Before they met though, Freddie was enjoying a passionate relationship with a fellow art college student, who claims 'begged her not to leave him'.
Freddie's first girlfriend was reportedly Rose Pearson and she has spoken about her regrets surrounding their split and why she would have struggled to accept his sexuality like Mary would.
She reveals her pain and regrets over their split but could never accept Freddie's true nature in the way that Mary was able to.
Pearson, who is now called Dr Rose Rose revealed to Channel 5 documentary, Freddie Mercury A Christmas Story, that the Queen frontman had been questioning his sexuality in the late 60s.
While he settled with Mary Austin in the early 70s, by the middle of the decade Freddie was enjoying the company of men and this would eventually end his romance with Mary.
Speaking about her relationship with the iconic singer, Rose told the documentary: "I think I was Freddie’s first girlfriend.
"We had a physical relationship and he was a very ardent lover. He was different.
"I liked the fact that he was somehow preoccupied with some creative activity. I didn’t know what it was.
"I didn’t know he was going to become a singer then. But I had a suspicion he might."
The pair met at Ealing College of Art in the late 1960s and for a year straddling into the 70s, they had a very passionate relationship which Rose has described as 'intense'.
Rose recalled: "He didn't do that much work.

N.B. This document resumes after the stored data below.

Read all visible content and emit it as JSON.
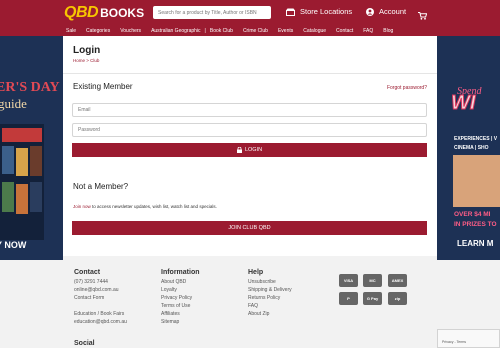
{
  "header": {
    "logo_qbd": "QBD",
    "logo_books": "BOOKS",
    "search_placeholder": "Search for a product by Title, Author or ISBN",
    "store_label": "Store Locations",
    "account_label": "Account"
  },
  "nav": {
    "items": [
      "Sale",
      "Categories",
      "Vouchers",
      "Australian Geographic",
      "Book Club",
      "Crime Club",
      "Events",
      "Catalogue",
      "Contact",
      "FAQ",
      "Blog"
    ]
  },
  "left_banner": {
    "title": "ER'S DAY",
    "subtitle": "guide",
    "cta": "Y NOW"
  },
  "right_banner": {
    "spend": "Spend",
    "headline": "WI",
    "line1": "EXPERIENCES | V",
    "line2": "CINEMA | SHO",
    "over1": "OVER $4 MI",
    "over2": "IN PRIZES TO",
    "cta": "LEARN M"
  },
  "page": {
    "title": "Login",
    "breadcrumb": "Home > Club"
  },
  "login": {
    "section_title": "Existing Member",
    "forgot": "Forgot password?",
    "email_placeholder": "Email",
    "password_placeholder": "Password",
    "button": "LOGIN"
  },
  "join": {
    "section_title": "Not a Member?",
    "link": "Join now",
    "text": " to access newsletter updates, wish list, watch list and specials.",
    "button": "JOIN CLUB QBD"
  },
  "footer": {
    "contact": {
      "heading": "Contact",
      "items": [
        "(07) 3291 7444",
        "online@qbd.com.au",
        "Contact Form",
        "",
        "Education / Book Fairs",
        "education@qbd.com.au"
      ]
    },
    "information": {
      "heading": "Information",
      "items": [
        "About QBD",
        "Loyalty",
        "Privacy Policy",
        "Terms of Use",
        "Affiliates",
        "Sitemap"
      ]
    },
    "help": {
      "heading": "Help",
      "items": [
        "Unsubscribe",
        "Shipping & Delivery",
        "Returns Policy",
        "FAQ",
        "About Zip"
      ]
    },
    "social_heading": "Social",
    "payments": [
      "VISA",
      "MC",
      "AMEX",
      "P",
      "G Pay",
      "zip",
      "AP"
    ]
  },
  "recaptcha": {
    "text": "Privacy - Terms"
  },
  "colors": {
    "brand": "#9b1b30",
    "logo_yellow": "#f7c600",
    "banner_navy": "#1d3155"
  }
}
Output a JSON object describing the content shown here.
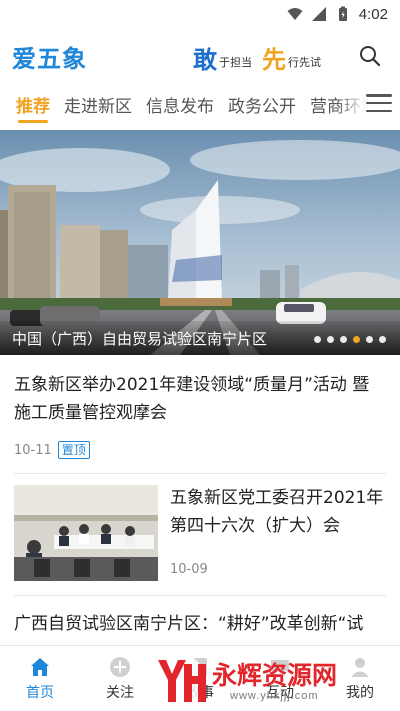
{
  "status_bar": {
    "time": "4:02"
  },
  "header": {
    "logo": "爱五象",
    "slogan": {
      "char1": "敢",
      "text1": "于担当",
      "char2": "先",
      "text2": "行先试"
    }
  },
  "tabs": [
    "推荐",
    "走进新区",
    "信息发布",
    "政务公开",
    "营商环境"
  ],
  "banner": {
    "caption": "中国（广西）自由贸易试验区南宁片区",
    "dots": 6,
    "active_dot": 3
  },
  "news": [
    {
      "title": "五象新区举办2021年建设领域“质量月”活动 暨施工质量管控观摩会",
      "date": "10-11",
      "badge": "置顶"
    },
    {
      "title": "五象新区党工委召开2021年第四十六次（扩大）会",
      "date": "10-09"
    },
    {
      "title": "广西自贸试验区南宁片区：“耕好”改革创新“试"
    }
  ],
  "bottom_nav": [
    {
      "label": "首页",
      "icon": "home-icon",
      "active": true
    },
    {
      "label": "关注",
      "icon": "plus-circle-icon"
    },
    {
      "label": "政事",
      "icon": "document-icon"
    },
    {
      "label": "互动",
      "icon": "chat-icon"
    },
    {
      "label": "我的",
      "icon": "user-icon"
    }
  ],
  "watermark": {
    "text": "永辉资源网",
    "url": "www.yhkjjj.com"
  },
  "colors": {
    "brand_blue": "#1f86d8",
    "accent_gold": "#f1a322",
    "watermark_red": "#e3262b"
  }
}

In the studio, he just sang all the time.
"He was charismatic, dressed outrageously – sometimes in shorts, no top and a fur coat – and was determined to make it as a singer. He was a clown, so much fun to be around.
"Freddie was also the only truly fearless person I ever met."

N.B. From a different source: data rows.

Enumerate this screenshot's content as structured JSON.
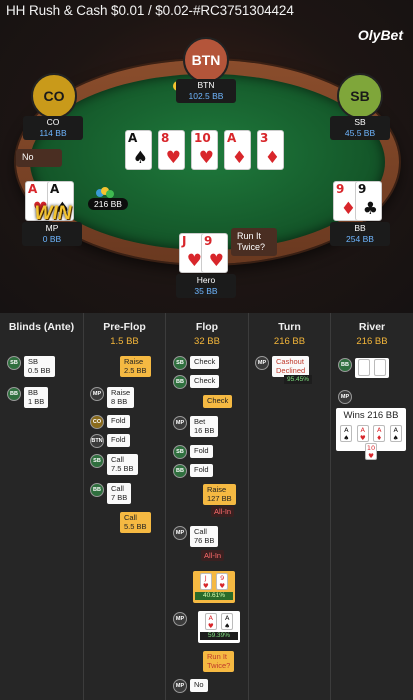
{
  "title": "HH  Rush & Cash $0.01 / $0.02-#RC3751304424",
  "brand": "OlyBet",
  "colors": {
    "accent": "#f4b63a",
    "felt": "#1a6b34",
    "rail": "#7a4326",
    "stack_blue": "#6fb6ff"
  },
  "table": {
    "seats": [
      {
        "id": "BTN",
        "avatar": "BTN",
        "name": "BTN",
        "stack": "102.5 BB",
        "dealer_chip": "D"
      },
      {
        "id": "CO",
        "avatar": "CO",
        "name": "CO",
        "stack": "114 BB"
      },
      {
        "id": "SB",
        "avatar": "SB",
        "name": "SB",
        "stack": "45.5 BB"
      },
      {
        "id": "MP",
        "avatar": "WIN",
        "name": "MP",
        "stack": "0 BB",
        "action": "No",
        "hole_cards": [
          {
            "rank": "A",
            "suit": "♥"
          },
          {
            "rank": "A",
            "suit": "♠"
          }
        ]
      },
      {
        "id": "BB",
        "avatar": "",
        "name": "BB",
        "stack": "254 BB",
        "hole_cards": [
          {
            "rank": "9",
            "suit": "♦"
          },
          {
            "rank": "9",
            "suit": "♣"
          }
        ]
      },
      {
        "id": "Hero",
        "avatar": "",
        "name": "Hero",
        "stack": "35 BB",
        "action": "Run It Twice?",
        "hole_cards": [
          {
            "rank": "J",
            "suit": "♥"
          },
          {
            "rank": "9",
            "suit": "♥"
          }
        ]
      }
    ],
    "board": [
      {
        "rank": "A",
        "suit": "♠"
      },
      {
        "rank": "8",
        "suit": "♥"
      },
      {
        "rank": "10",
        "suit": "♥"
      },
      {
        "rank": "A",
        "suit": "♦"
      },
      {
        "rank": "3",
        "suit": "♦"
      }
    ],
    "pot": "216 BB"
  },
  "history": {
    "columns": [
      {
        "header": "Blinds (Ante)",
        "pot": ""
      },
      {
        "header": "Pre-Flop",
        "pot": "1.5 BB"
      },
      {
        "header": "Flop",
        "pot": "32 BB"
      },
      {
        "header": "Turn",
        "pot": "216 BB"
      },
      {
        "header": "River",
        "pot": "216 BB"
      }
    ],
    "blinds": [
      {
        "player": "SB",
        "text": "SB\n0.5 BB"
      },
      {
        "player": "BB",
        "text": "BB\n1 BB"
      }
    ],
    "preflop": [
      {
        "player": "",
        "text": "Raise\n2.5 BB"
      },
      {
        "player": "MP",
        "text": "Raise\n8 BB"
      },
      {
        "player": "CO",
        "text": "Fold"
      },
      {
        "player": "BTN",
        "text": "Fold"
      },
      {
        "player": "SB",
        "text": "Call\n7.5 BB"
      },
      {
        "player": "BB",
        "text": "Call\n7 BB"
      },
      {
        "player": "",
        "text": "Call\n5.5 BB"
      }
    ],
    "flop": [
      {
        "player": "SB",
        "text": "Check"
      },
      {
        "player": "BB",
        "text": "Check"
      },
      {
        "player": "",
        "text": "Check"
      },
      {
        "player": "MP",
        "text": "Bet\n16 BB"
      },
      {
        "player": "SB",
        "text": "Fold"
      },
      {
        "player": "BB",
        "text": "Fold"
      },
      {
        "player": "",
        "text": "Raise\n127 BB",
        "tag": "All-In"
      },
      {
        "player": "MP",
        "text": "Call\n76 BB",
        "tag": "All-In"
      },
      {
        "player": "",
        "equity": "40.61%",
        "cards": [
          {
            "rank": "J",
            "suit": "♥"
          },
          {
            "rank": "9",
            "suit": "♥"
          }
        ]
      },
      {
        "player": "MP",
        "equity": "59.39%",
        "cards": [
          {
            "rank": "A",
            "suit": "♥"
          },
          {
            "rank": "A",
            "suit": "♠"
          }
        ]
      },
      {
        "player": "",
        "text": "Run It\nTwice?"
      },
      {
        "player": "MP",
        "text": "No"
      }
    ],
    "turn": [
      {
        "player": "MP",
        "text": "Cashout\nDeclined",
        "pct": "95.45%"
      }
    ],
    "river": {
      "player_bb": "BB",
      "player_mp": "MP",
      "win_text": "Wins 216 BB",
      "win_cards": [
        {
          "rank": "A",
          "suit": "♠"
        },
        {
          "rank": "A",
          "suit": "♥"
        },
        {
          "rank": "A",
          "suit": "♦"
        },
        {
          "rank": "A",
          "suit": "♠"
        },
        {
          "rank": "10",
          "suit": "♥"
        }
      ]
    }
  }
}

Rose admitted that Freddie's attraction to men had started to become a problem for them and their relationship suffered as she struggled to cope with his desires.

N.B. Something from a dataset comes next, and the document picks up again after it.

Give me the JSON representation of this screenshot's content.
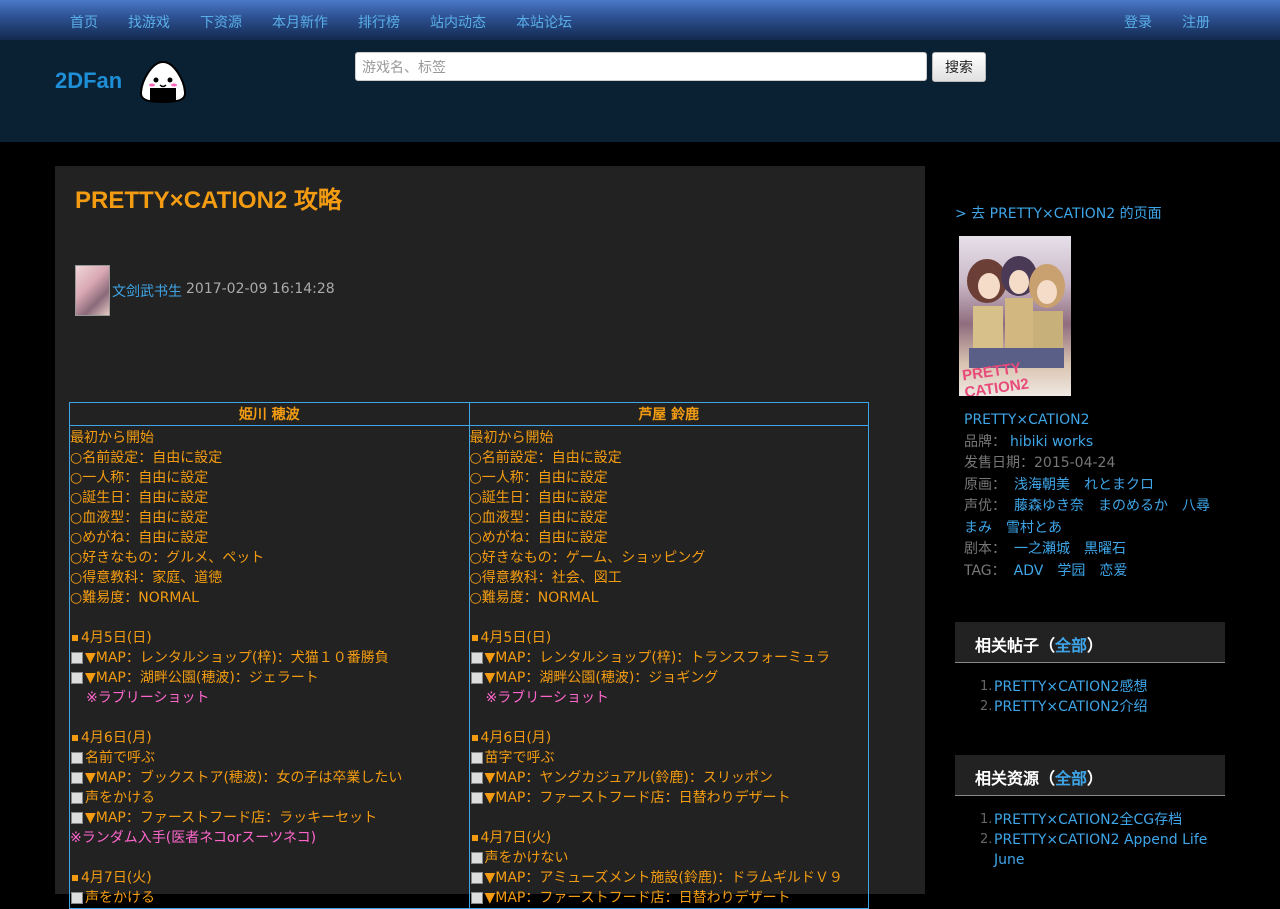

She continued: "He see-sawed between wanting to be with me and wanting these other adventures.
"He seemed to want both at once. Even when I was with him late at night sometimes, he would be warm and affectionate, then say, 'I wonder what it's like with a man?'
"I found it very hard to take. I felt I was not enough for him and my confidence sank."
Rose had already got her own circle of gay friends, which included the then unknown director Derek Jarman and artist David Hockney.
She said that Freddie pressured her to let him meet then but she always refused.
Rose explained: "I felt that if he ever met these people, then that would be it. They would take him from me, and I would be shut out."
When she decided that enough was enough and ended the relationship with Freddie, Rose claims that he didn't take it too well.
She remembers: "It was awful. He begged me not to go, and said he didn't understand.
"I knew that I could not bear to be simply his friend, hearing about his other relationships. So it had to be the end."
Looking back at her time with Freddie, Rose now says that she is grateful that she was so intimately involved with the singer.
She said: "I haven't acknowledged until now the massive impact knowing Freddie had on me.
"For me, he was the ultimate model of how to follow your dream.
"The experience of loving him left me feeling rejected and uncertain, but in the end, it gave me the impetus to be my own person, to try and do what he had done."